By that very measure the kid flipping your burger at macdonalds is God, for he designed the cow. He would also be smarter because it didn't cost him $30k + to get so full of shit. It seems the measure of scholastic genius is proportional to media gullibility, but where would we be without the managers of tomorrow.
A term project like this should not have even been accepted, unless they actually intended on designing the gear itself! This media push to market obvious posers only poisons those they pretend to inspire, blowing hot air into yet another bubble, one where education here is worth a damn. Bring us your plain, your ordinary, with their loans, and we'll forge you astronauts by proxy too, may the crumbling gears grind on.

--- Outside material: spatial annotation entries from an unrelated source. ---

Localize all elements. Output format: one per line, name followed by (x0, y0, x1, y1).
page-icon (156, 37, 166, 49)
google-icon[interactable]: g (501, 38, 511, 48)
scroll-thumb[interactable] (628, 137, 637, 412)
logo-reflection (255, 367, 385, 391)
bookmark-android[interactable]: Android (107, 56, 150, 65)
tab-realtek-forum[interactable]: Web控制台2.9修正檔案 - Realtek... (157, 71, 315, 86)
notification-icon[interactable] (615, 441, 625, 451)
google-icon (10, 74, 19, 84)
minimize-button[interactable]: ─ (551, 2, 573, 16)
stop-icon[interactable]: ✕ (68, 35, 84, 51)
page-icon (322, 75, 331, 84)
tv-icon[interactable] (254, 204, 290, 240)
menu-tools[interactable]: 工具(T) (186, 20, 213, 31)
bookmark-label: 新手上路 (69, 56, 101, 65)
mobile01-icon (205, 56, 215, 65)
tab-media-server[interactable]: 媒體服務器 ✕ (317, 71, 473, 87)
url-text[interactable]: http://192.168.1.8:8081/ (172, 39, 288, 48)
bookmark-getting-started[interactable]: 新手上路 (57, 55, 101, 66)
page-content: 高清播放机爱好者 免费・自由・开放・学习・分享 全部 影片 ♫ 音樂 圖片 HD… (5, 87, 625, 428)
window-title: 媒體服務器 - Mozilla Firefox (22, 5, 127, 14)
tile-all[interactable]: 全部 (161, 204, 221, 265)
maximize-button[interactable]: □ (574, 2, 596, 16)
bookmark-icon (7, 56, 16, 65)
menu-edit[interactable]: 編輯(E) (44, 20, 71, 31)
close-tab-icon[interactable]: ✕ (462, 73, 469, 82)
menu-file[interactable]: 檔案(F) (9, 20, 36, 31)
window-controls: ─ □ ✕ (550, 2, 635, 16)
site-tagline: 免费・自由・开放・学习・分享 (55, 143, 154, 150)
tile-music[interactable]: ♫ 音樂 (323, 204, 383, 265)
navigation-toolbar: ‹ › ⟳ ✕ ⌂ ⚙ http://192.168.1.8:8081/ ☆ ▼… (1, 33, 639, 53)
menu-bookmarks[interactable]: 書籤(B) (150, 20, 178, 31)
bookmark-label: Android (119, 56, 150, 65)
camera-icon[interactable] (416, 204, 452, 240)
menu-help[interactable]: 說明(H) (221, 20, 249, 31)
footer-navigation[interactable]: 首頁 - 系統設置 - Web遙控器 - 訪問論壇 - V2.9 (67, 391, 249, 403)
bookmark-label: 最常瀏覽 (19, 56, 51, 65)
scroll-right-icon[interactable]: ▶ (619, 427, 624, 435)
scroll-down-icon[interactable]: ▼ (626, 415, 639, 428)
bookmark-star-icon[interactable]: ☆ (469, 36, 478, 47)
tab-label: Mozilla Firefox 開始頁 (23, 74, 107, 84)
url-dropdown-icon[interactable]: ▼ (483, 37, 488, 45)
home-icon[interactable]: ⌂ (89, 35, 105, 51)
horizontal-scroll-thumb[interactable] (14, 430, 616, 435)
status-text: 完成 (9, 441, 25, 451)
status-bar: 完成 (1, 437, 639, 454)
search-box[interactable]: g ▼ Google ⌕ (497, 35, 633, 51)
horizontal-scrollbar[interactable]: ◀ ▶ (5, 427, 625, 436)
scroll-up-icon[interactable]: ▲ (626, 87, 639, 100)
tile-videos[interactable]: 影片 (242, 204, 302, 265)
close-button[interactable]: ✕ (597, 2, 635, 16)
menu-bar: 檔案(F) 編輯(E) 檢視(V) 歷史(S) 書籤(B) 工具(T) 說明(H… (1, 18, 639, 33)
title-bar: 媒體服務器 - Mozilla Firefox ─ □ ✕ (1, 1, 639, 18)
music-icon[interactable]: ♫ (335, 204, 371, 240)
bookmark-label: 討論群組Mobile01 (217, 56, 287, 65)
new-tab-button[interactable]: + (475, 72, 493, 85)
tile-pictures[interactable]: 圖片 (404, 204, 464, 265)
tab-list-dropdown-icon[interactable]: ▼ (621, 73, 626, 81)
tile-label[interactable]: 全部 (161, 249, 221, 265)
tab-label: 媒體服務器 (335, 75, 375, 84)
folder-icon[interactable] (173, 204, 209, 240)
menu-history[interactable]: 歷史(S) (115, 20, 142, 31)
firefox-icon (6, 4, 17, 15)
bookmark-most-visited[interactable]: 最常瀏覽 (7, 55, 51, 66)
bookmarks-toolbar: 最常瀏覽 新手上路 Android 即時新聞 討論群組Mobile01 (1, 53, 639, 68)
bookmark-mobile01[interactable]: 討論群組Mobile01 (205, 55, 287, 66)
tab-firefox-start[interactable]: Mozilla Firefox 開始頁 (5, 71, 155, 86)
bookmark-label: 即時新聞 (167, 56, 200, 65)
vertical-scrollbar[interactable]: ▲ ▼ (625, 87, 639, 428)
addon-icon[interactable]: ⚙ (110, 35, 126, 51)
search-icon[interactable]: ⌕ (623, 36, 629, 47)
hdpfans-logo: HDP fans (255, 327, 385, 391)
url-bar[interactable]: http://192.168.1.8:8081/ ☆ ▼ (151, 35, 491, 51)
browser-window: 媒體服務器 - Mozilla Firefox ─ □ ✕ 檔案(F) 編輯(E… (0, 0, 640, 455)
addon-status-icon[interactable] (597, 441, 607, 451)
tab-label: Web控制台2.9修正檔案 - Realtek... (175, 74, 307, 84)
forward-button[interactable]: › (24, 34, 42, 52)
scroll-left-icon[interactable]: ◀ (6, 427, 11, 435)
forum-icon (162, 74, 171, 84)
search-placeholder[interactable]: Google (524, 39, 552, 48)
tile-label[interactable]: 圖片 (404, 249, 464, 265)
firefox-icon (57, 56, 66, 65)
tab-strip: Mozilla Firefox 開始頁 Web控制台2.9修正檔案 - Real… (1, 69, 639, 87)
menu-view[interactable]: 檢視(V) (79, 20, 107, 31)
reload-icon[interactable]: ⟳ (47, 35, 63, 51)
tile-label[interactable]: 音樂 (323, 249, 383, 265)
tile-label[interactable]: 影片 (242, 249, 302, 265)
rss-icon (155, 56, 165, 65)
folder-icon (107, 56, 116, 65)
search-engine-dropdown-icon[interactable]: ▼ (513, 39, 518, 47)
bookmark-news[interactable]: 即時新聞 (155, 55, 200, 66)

How sick is it? Sick enough to make an international big deal out of this apparently, sick enough to award them as national heroes in the hall of shame. That's more than sick. In other news earlier today I saw our canadian president, mini me, discussing the ever looming and ever growing gaping void of skilled, highly educated talent, and how they'll have to put on a serious push to import more to fill that gap. Status quo, snafu.
So for the punchline, even that 'tard Herbie managed his own monstrosities, placing him firmly above a league of heroes today. Here's to you, "Herbie"
No doubt, he's teaching at a fine school.